An analysis of the sizes of the council of ministers of some of the bigger states indicates how it is not just Modi, but most Bharatiya Janata Party (BJP) chief ministers lead some of the leanest Cabinets in the country.
The 91st amendment of the Constitution, enacted in 2003, mandated that the total number of ministers, including the PM, in the council of ministers should not exceed 15 per cent of the total number of members in the Lok Sabha. The council of ministers shouldn't have more than 81 ministers in a house of 543 members of Parliament (MPs).
The provision also applied to state governments, but with a caveat that the number of ministers, including the chief minister, should not be less than 12. This was to prevent centralisation of power in the hands of the CM in states with smaller legislative Assemblies, such as Goa or northeastern states.
Let alone 15 per cent, the number of ministers in BJP governments at the Centre and Rajasthan, Gujarat and Madhya Pradesh barely crosses 10 per cent of the strength of the Lok Sabha or the respective legislative Assemblies.
This is in contrast to states such as All India Anna Dravida Munnetra Kazhagam (AIADMK)-ruled Tamil Nadu and Congress-Nationalist Congress Party alliance-led Maharashtra.

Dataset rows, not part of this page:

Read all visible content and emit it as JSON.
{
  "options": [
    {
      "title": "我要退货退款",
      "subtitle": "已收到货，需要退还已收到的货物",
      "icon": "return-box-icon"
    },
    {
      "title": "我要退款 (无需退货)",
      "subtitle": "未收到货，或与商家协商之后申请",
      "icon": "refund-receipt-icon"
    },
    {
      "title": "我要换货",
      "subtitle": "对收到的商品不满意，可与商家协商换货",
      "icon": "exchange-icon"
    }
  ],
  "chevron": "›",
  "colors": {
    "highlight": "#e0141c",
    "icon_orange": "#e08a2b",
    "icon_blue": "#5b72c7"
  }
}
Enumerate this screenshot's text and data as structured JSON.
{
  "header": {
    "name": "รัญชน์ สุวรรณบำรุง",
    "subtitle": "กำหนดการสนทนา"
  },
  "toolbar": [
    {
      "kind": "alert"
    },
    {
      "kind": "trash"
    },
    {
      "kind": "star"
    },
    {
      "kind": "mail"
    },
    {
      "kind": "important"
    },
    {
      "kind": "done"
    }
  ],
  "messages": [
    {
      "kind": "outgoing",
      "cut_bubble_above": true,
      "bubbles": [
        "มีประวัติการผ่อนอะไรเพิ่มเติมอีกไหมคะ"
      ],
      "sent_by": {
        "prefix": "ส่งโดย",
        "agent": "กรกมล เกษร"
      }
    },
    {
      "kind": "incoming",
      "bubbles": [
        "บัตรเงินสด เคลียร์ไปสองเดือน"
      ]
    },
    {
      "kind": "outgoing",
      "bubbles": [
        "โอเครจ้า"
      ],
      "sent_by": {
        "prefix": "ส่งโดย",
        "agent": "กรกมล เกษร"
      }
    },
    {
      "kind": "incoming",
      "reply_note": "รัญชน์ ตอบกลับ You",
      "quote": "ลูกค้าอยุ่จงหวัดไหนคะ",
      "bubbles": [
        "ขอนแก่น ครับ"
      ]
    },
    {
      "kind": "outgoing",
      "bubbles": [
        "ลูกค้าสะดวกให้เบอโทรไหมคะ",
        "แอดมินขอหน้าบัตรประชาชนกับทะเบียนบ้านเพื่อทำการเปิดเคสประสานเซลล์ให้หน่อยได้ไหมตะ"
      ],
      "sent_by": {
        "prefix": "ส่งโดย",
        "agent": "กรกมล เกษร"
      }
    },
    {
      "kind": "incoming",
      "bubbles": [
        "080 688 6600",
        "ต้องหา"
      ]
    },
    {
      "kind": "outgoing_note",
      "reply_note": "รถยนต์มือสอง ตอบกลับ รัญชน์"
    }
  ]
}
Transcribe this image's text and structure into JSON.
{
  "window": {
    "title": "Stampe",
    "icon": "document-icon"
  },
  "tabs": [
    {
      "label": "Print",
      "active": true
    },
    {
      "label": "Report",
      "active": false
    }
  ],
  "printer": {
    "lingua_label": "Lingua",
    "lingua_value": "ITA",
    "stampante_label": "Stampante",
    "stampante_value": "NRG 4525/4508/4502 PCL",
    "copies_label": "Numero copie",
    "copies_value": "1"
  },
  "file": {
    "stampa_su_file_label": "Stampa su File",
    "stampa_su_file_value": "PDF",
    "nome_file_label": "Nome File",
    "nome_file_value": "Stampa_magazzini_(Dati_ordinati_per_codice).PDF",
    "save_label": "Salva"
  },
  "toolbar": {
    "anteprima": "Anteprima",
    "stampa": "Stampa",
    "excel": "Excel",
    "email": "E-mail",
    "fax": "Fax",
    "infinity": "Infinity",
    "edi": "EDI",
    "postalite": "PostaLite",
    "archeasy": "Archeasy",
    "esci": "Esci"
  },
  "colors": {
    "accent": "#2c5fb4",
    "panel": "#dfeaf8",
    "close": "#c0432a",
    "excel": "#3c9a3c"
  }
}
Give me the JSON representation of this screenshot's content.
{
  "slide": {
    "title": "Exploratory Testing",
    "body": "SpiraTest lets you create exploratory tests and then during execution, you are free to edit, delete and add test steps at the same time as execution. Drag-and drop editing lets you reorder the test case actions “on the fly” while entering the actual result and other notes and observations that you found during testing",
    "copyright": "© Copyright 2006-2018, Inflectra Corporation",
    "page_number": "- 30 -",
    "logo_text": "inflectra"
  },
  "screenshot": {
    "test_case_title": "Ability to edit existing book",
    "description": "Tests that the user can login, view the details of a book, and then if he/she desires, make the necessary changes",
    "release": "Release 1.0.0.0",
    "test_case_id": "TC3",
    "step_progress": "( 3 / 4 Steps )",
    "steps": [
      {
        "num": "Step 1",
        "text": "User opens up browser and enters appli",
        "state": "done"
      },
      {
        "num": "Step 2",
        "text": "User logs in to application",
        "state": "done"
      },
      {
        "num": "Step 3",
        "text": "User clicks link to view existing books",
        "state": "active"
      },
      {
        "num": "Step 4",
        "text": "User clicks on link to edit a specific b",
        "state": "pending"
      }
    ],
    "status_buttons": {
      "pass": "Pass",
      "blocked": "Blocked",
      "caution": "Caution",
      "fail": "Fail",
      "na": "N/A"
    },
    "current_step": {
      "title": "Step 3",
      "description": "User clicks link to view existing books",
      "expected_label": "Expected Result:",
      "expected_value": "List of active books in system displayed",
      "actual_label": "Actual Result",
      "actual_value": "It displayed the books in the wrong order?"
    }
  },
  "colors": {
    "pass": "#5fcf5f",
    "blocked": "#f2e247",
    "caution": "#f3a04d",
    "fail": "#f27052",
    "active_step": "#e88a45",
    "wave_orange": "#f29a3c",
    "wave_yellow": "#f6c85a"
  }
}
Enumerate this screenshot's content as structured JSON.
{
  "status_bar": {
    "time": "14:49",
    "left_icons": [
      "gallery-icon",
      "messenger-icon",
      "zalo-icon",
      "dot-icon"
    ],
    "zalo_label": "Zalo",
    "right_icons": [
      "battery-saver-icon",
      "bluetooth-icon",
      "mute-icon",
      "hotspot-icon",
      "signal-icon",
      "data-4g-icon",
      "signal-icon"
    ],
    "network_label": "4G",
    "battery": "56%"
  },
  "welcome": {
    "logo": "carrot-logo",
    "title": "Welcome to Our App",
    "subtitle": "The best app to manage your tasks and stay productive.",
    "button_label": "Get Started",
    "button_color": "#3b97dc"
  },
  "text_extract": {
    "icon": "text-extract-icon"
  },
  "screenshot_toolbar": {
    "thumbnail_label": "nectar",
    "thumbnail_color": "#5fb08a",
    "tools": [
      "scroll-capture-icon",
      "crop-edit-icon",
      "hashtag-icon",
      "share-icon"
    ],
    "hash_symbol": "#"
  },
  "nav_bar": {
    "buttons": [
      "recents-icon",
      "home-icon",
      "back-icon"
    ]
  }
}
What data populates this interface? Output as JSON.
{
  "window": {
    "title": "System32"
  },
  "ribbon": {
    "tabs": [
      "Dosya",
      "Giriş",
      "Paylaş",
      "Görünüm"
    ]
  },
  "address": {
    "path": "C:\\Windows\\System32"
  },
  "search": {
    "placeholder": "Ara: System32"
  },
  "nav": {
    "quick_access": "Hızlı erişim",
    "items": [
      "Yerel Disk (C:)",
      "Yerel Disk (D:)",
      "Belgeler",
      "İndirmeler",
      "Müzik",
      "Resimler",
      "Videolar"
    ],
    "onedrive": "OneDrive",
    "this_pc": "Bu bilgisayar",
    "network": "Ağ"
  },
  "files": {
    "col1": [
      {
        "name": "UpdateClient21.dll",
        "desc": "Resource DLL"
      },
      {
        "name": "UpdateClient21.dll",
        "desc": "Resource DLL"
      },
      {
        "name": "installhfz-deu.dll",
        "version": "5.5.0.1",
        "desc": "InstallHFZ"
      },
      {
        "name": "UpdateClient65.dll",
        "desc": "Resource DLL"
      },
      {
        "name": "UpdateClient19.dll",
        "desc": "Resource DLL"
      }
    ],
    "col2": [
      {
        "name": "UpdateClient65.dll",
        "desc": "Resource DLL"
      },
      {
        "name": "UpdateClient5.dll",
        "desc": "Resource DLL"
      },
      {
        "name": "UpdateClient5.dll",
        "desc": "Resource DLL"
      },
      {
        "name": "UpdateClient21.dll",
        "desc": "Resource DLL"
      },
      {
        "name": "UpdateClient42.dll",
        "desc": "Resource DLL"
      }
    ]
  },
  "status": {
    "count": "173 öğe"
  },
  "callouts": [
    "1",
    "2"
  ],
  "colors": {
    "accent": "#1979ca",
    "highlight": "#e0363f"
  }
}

A lean council of ministers has, in some cases, also meant the chief minister taking care of several portfolios. For instance, Rajasthan CM Raje handles a whopping 44 departments. Her council of ministers has just 12 ministers, the leanest in the country. Similarly, West Bengal CM Mamata Banerjee also runs a lean Cabinet and is in charge of 10 key portfolios.
The Modi-led government is the second leanest in the country. It has 45 ministers, including the PM, when it could have accommodated 81. The previous United Progressive Alliance government led by Manmohan Singh had 72 ministers.
“That BJP governments, both at the Centre and in states, are lean is consistent with our vision of ‘maximum governance and minimum government’. It reduces the burden on the public exchequer,” says BJP national secretary Shrikant Sharma.
However, some ministers in the Modi government privately complain of being overburdened as they are saddled with more than one portfolio. There are, however, several others in the Modi Cabinet with little work. That the PM trusts senior bureaucrats than some of his ministers suggests that a lean government in Modi's case might also be a result of the shallow talent pool in the BJP.
Constitutional expert Subhash C Kashyap disagrees that leaner Cabinets lead to overburdening of ministers. He said the problem was the proliferation of departments and ministries created over the years to sustain a bloated bureaucracy. “Ministers are not burdened because of the 15 per cent rule, but because of artificial creation of departments.”
Kashyap, a former secretary-general of Lok Sabha, says the Constitution Commission had recommended the number be restricted to 10 per cent. “But the government of that day felt that it should be 15 per cent.”
Kashyap is of the view that the 15 per cent limit shouldn't be tinkered with, but it is time another recommendation of the Constitution Commission was implemented.
The Commission had called for limiting the number of persons with Cabinet and minister of state rank to just two per cent of the strength of the Lok Sabha or the legislative Assemblies. However, the Commission’s recommendation was not accepted. “The result is that those who do not get ministerial berths because of the 15 per cent rule find their way to becoming chairpersons of corporations and commissions getting all the perks and privileges of a minister from the government,” Kashyap points out.
According to former Rajya Sabha secretary-general Yogendra Narain, who was also the chief secretary of Uttar Pradesh (UP), there is no need to look at the 15 per cent Constitutional benchmark as the ideal size of a Cabinet. “A leaner and meaner council of ministers helps in better coordination and management by the PM or CMs.”
Narain recounts in UP once even the Department of Youth and Welfare was split just so to accommodate more ministers. “The present dispensation at the Centre is perfectly correct in keeping a small ministerial team,” he says, adding coalition governments have led to jumbo-sized Cabinets.
“Lesser number of ministers prevents horse trading and we have cleaner politics and more effective administration,” he notes.
In the mid-1990s, there were 93 ministers in the UP government. In other words, one out of every four MLAs in the Assembly was a minister. “It was very difficult for an officer like me to even remember their names,” Narain says.